I have always been a great fan of the saying, “if you keep too much of an open mind, your brain will fall out”. I do not have many principles, but this aphorism has been useful and encouraging for at least a decade (I cannot remember when I first read it, but it feels like a decade ago) at the grindstone, so I have embraced it as such. Still, now, with age and other wrinkles at the corners of my eyes, another thought, or question, keeps niggling at me. How much is too much? How open is too open?

The question is not the result of idle speculation. I am not a philosopher, even though I sometimes wonder if my true love was that guy who thought I knew a lot about Nietzsche when I did not twenty years ago.  Of course I am not calling the demanding, even gruelling academic discipline of philosophy “idle speculation”. I have tried to read Thus Spoke Zarathustra a number of times since that first bunch of actual roses on Valentine’s Day, but have not managed, to this day, to live up to the expectations I created by randomly quoting cool-sounding adages. I think you know what I mean.

Anyway. I honestly believe that we get smarter as we get older. This is, of course, assuming that we were smart to start off with. Without some initial smarts, this theory is just a theory.

When I think of myself at seventeen I don’t feel a great fondness for a braver, more innocent and more energetic version of myself. There are glimpses of the bull-headed naiveté that made it possible for a small-town girl to make a 30-minute fiction film in a big city when she knew virtually nobody, but just thought it was possible to do so. There is no nostalgia in the act of looking back, only small moments of horror. It’s no sentimental journey, no sir, just trip to Cringeville: the details are too harrowing to go into here.

But I should not be so hard on myself, or in fact, young people in general. I turned out OK, you can take me anywhere, for sure, and just because I could read and write full sentences in two languages by the time I finished school, it does not make me better than the average high school graduate in a post-apartheid South Africa.

But back to the open mind. How open is too open? One of my other favourite quotes that I hesitate to use since the disappointing Nietzsche incident is by Albert Einstein: “insanity is doing the same thing over and over again and expecting a different result”. Although it is tempting for an exceedingly smart person to believe that the world is wrong and she is right (as a rule) eventually she must be overwhelmed by the volume and duration of idiocy she will be confronted during her lifetime, and she must see the sense in capitulation as a practical alternative to shuffling off the mortal coil in sheer exasperation. I exaggerate of course.

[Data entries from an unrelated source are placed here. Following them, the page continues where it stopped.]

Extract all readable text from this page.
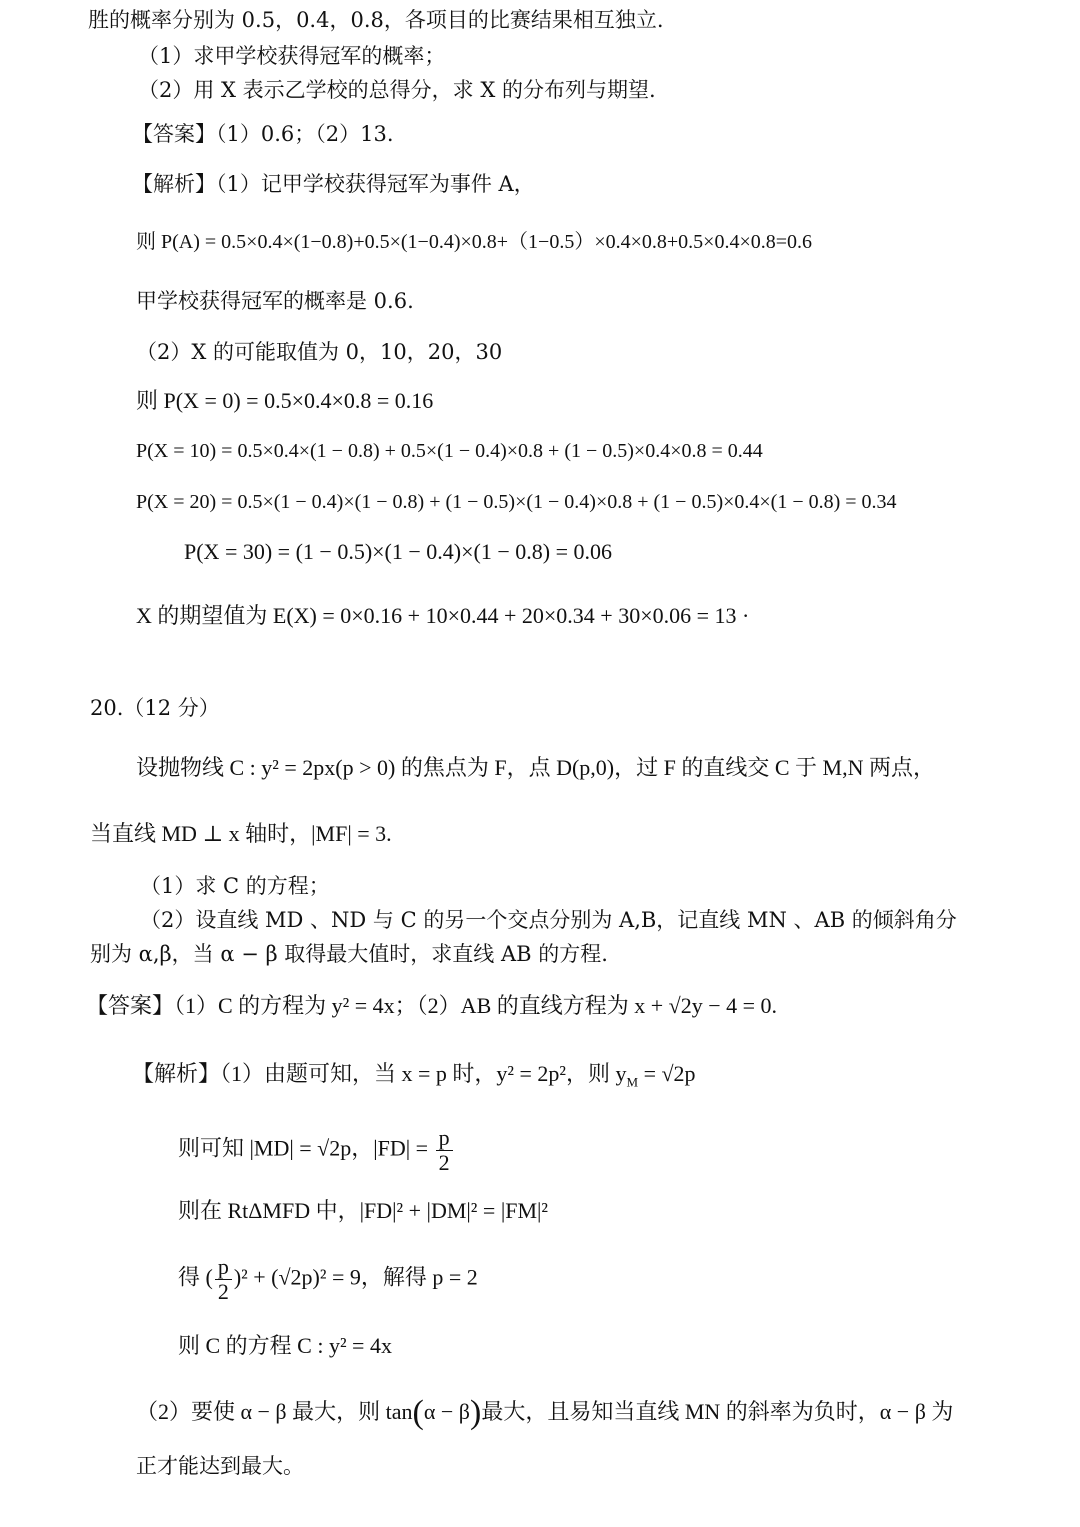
胜的概率分别为 0.5，0.4，0.8，各项目的比赛结果相互独立.
（1）求甲学校获得冠军的概率；
（2）用 X 表示乙学校的总得分，求 X 的分布列与期望.
【答案】（1）0.6；（2）13.
【解析】（1）记甲学校获得冠军为事件 A，
则 P(A) = 0.5×0.4×(1−0.8)+0.5×(1−0.4)×0.8+（1−0.5）×0.4×0.8+0.5×0.4×0.8=0.6
甲学校获得冠军的概率是 0.6.
（2）X 的可能取值为 0，10，20，30
则 P(X = 0) = 0.5×0.4×0.8 = 0.16
P(X = 10) = 0.5×0.4×(1 − 0.8) + 0.5×(1 − 0.4)×0.8 + (1 − 0.5)×0.4×0.8 = 0.44
P(X = 20) = 0.5×(1 − 0.4)×(1 − 0.8) + (1 − 0.5)×(1 − 0.4)×0.8 + (1 − 0.5)×0.4×(1 − 0.8) = 0.34
P(X = 30) = (1 − 0.5)×(1 − 0.4)×(1 − 0.8) = 0.06
X 的期望值为 E(X) = 0×0.16 + 10×0.44 + 20×0.34 + 30×0.06 = 13 ·
20.（12 分）
设抛物线 C : y² = 2px(p > 0) 的焦点为 F，点 D(p,0)，过 F 的直线交 C 于 M,N 两点，
当直线 MD ⊥ x 轴时，|MF| = 3.
（1）求 C 的方程；
（2）设直线 MD 、ND 与 C 的另一个交点分别为 A,B，记直线 MN 、AB 的倾斜角分
别为 α,β，当 α − β 取得最大值时，求直线 AB 的方程.
【答案】（1）C 的方程为 y² = 4x；（2）AB 的直线方程为 x + √2y − 4 = 0.
【解析】（1）由题可知，当 x = p 时，y² = 2p²，则 $y_M = √2p$
则可知 |MD| = √2p，$|FD| = \frac{p}{2}$
则在 RtΔMFD 中，|FD|² + |DM|² = |FM|²
得 ( $\frac{p}{2} )^2 + (√2p)^2 = 9$，解得 p = 2
则 C 的方程 C : y² = 4x
（2）要使 α − β 最大，则 tan(α − β)最大，且易知当直线 MN 的斜率为负时，α − β 为
正才能达到最大。
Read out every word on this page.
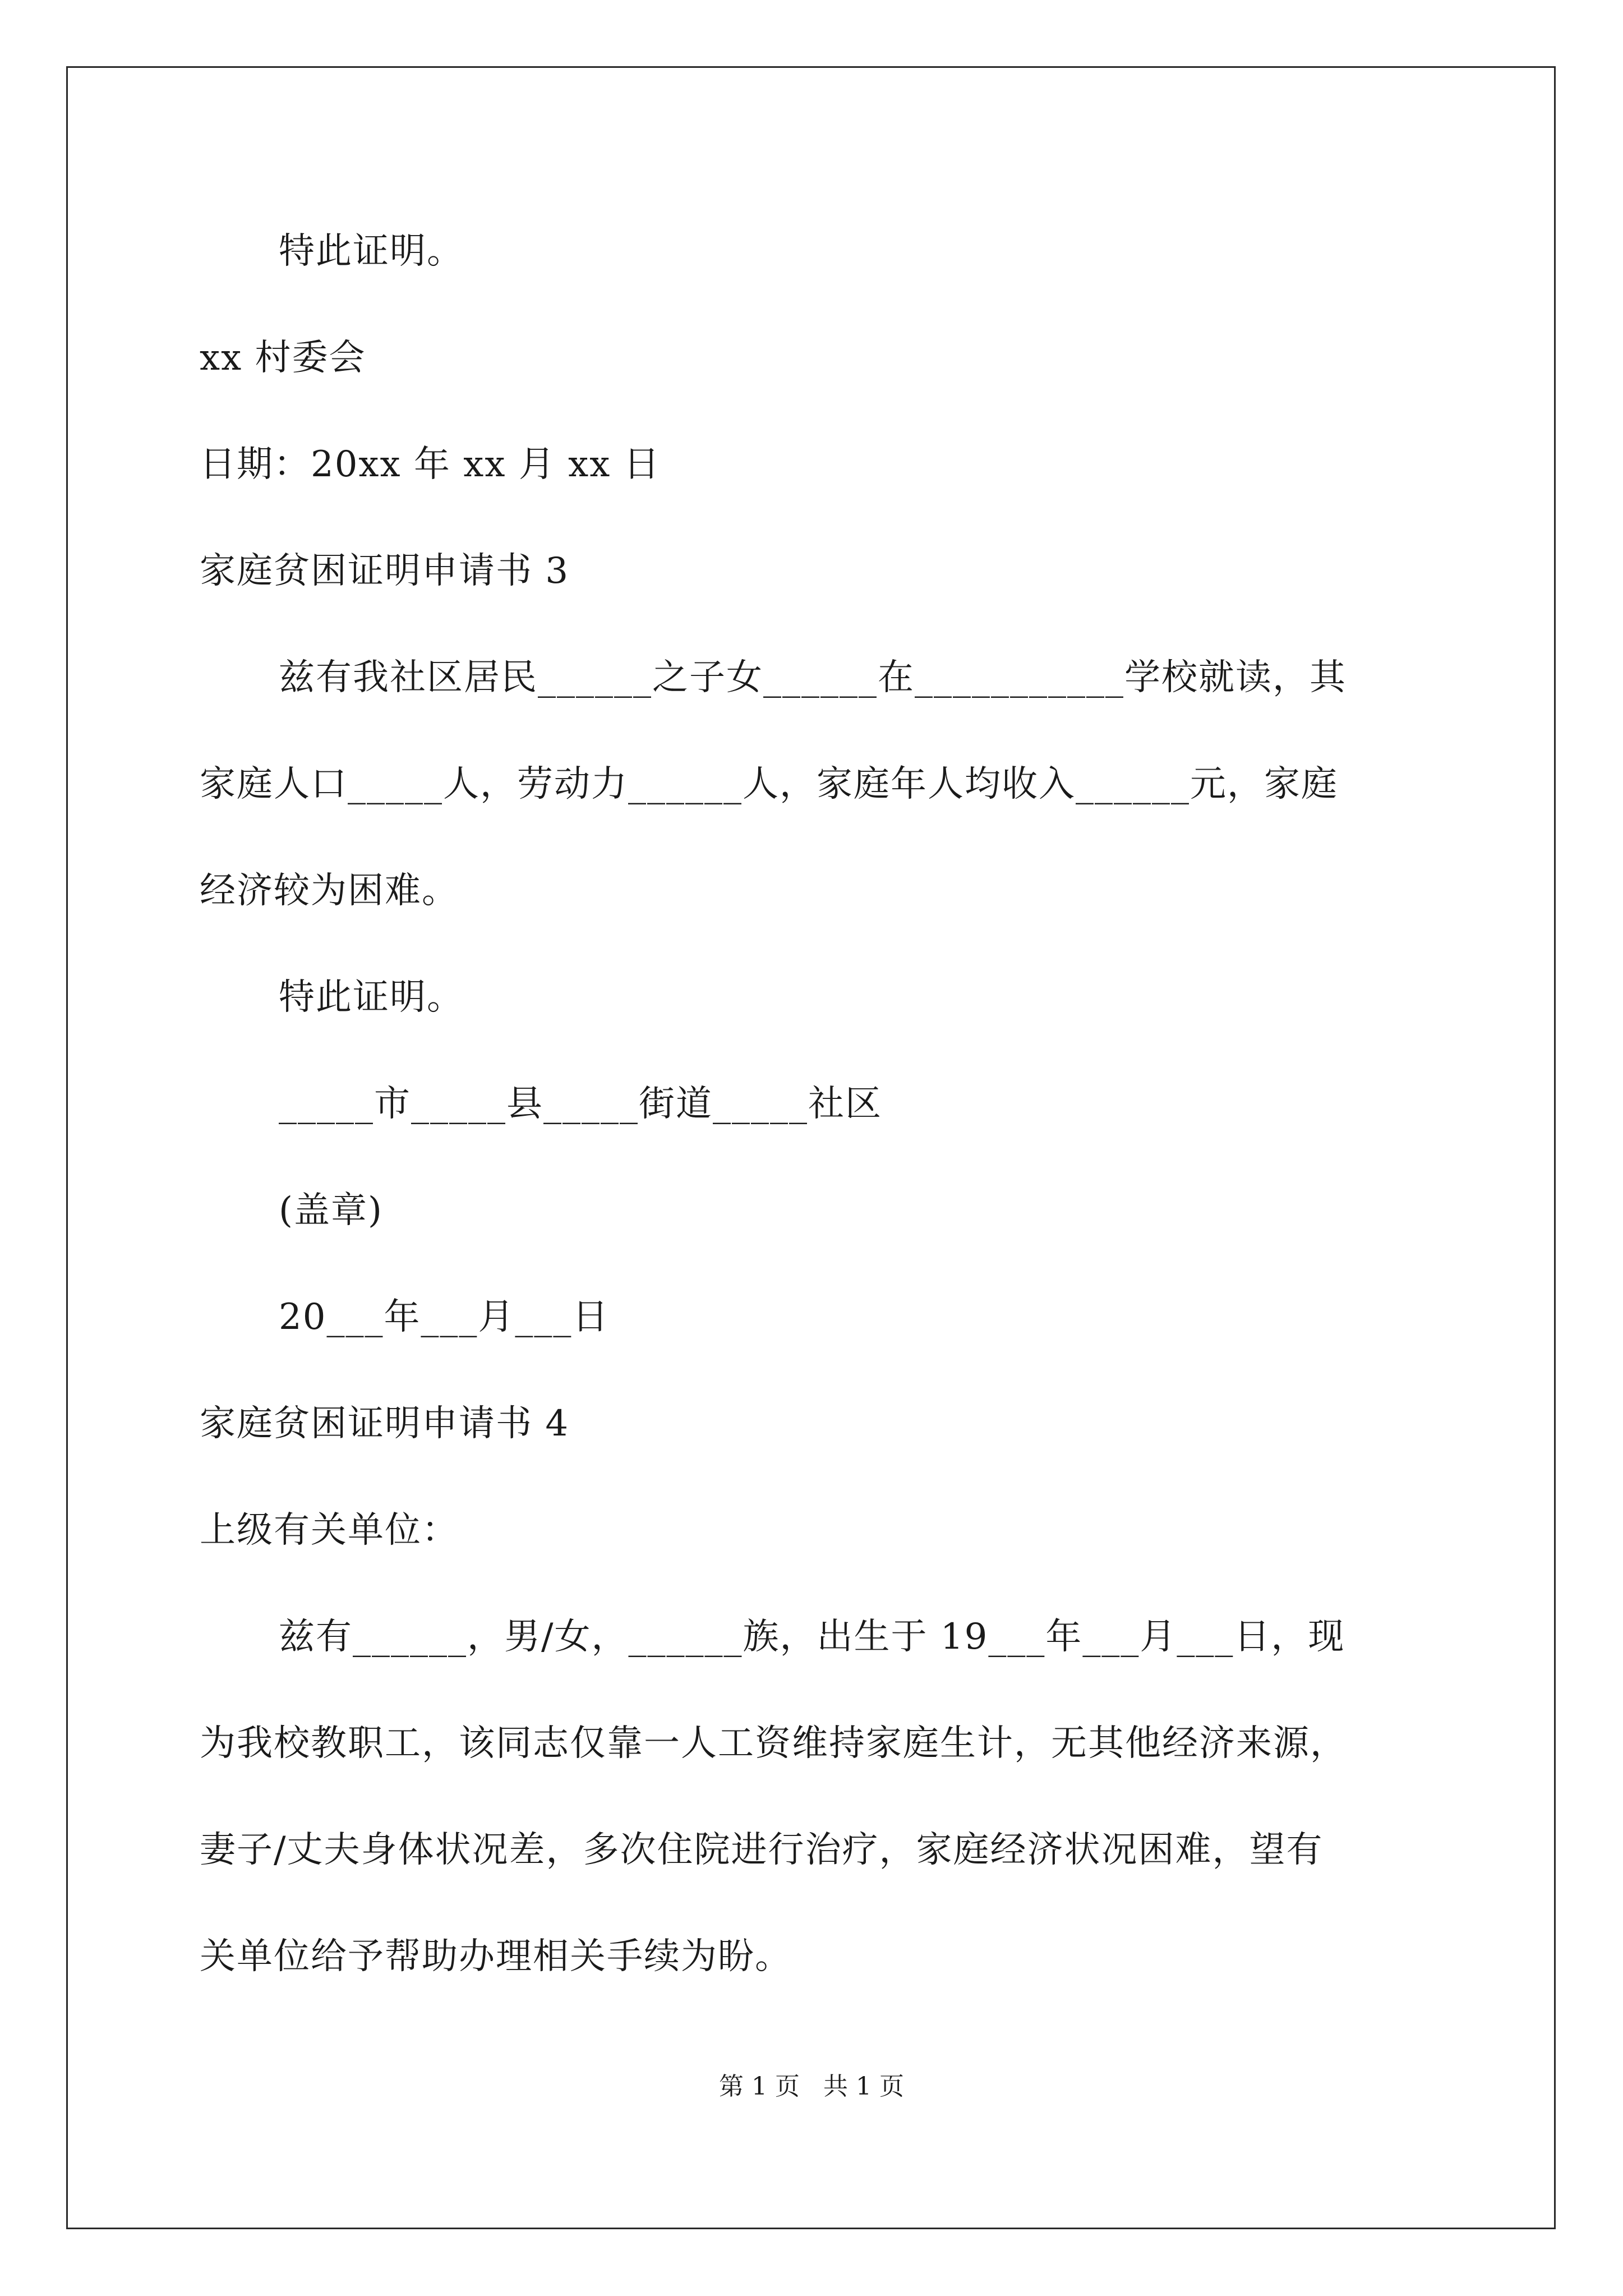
特此证明。
xx 村委会
日期：20xx 年 xx 月 xx 日
家庭贫困证明申请书 3
兹有我社区居民______之子女______在___________学校就读，其
家庭人口_____人，劳动力______人，家庭年人均收入______元，家庭
经济较为困难。
特此证明。
_____市_____县_____街道_____社区
(盖章)
20___年___月___日
家庭贫困证明申请书 4
上级有关单位：
兹有______，男/女，______族，出生于 19___年___月___日，现
为我校教职工，该同志仅靠一人工资维持家庭生计，无其他经济来源，
妻子/丈夫身体状况差，多次住院进行治疗，家庭经济状况困难，望有
关单位给予帮助办理相关手续为盼。
第 1 页   共 1 页
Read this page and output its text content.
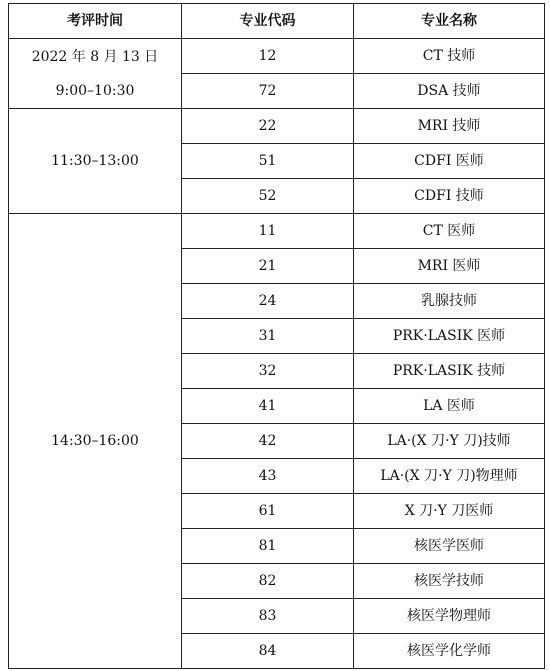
考评时间	专业代码	专业名称

2022 年 8 月 13 日
9:00–10:30	12	CT 技师
	72	DSA 技师

11:30–13:00	22	MRI 技师
	51	CDFI 医师
	52	CDFI 技师

14:30–16:00	11	CT 医师
	21	MRI 医师
	24	乳腺技师
	31	PRK·LASIK 医师
	32	PRK·LASIK 技师
	41	LA 医师
	42	LA·(X 刀·Y 刀)技师
	43	LA·(X 刀·Y 刀)物理师
	61	X 刀·Y 刀医师
	81	核医学医师
	82	核医学技师
	83	核医学物理师
	84	核医学化学师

It will be hard to embrace the idea that in spite of knowing how the world should be, I should try to live in it as it is. That is – for me – incredibly open-minded. It may sound like a step in the the right direction, but even so, as I go, I think I will be holding my head. Just in case.

We will always have Parys

That German fellow Schilbach, a veteran of the siege of Paris in 1870, thought that something on the banks of the Vaal reminded him of the French capital on the banks of the Seine, and hence Parys,  founded in 1887, was christened. Apparently a few renegades claim that “Parys” was a shortened version of “Paradys”, the intended name originally, but I found only one source to support this.

The latter version may have been better publicity as, tragically, a walk through the northern Freestate town reminds one not even vaguely of the history and excessive romance of its European namesake.

On my only visit, Parys’ business centre felt like small-town business centres all over South Africa. Low and low-cost uniform brick-and-glass shop fronts sported Chinese porcelain or clothing specials marked in bright neon paper stars. A home ware shop window was crammed with huge towers of aluminium cooking pots teetering towards arrangements of beige stoneware crockery and enamelled containers in yellow, blue and green. The packaging of the electrical appliances was faded  by the sun which beat down on the stoic little display. From a certain point of view and at the time, it was beautiful.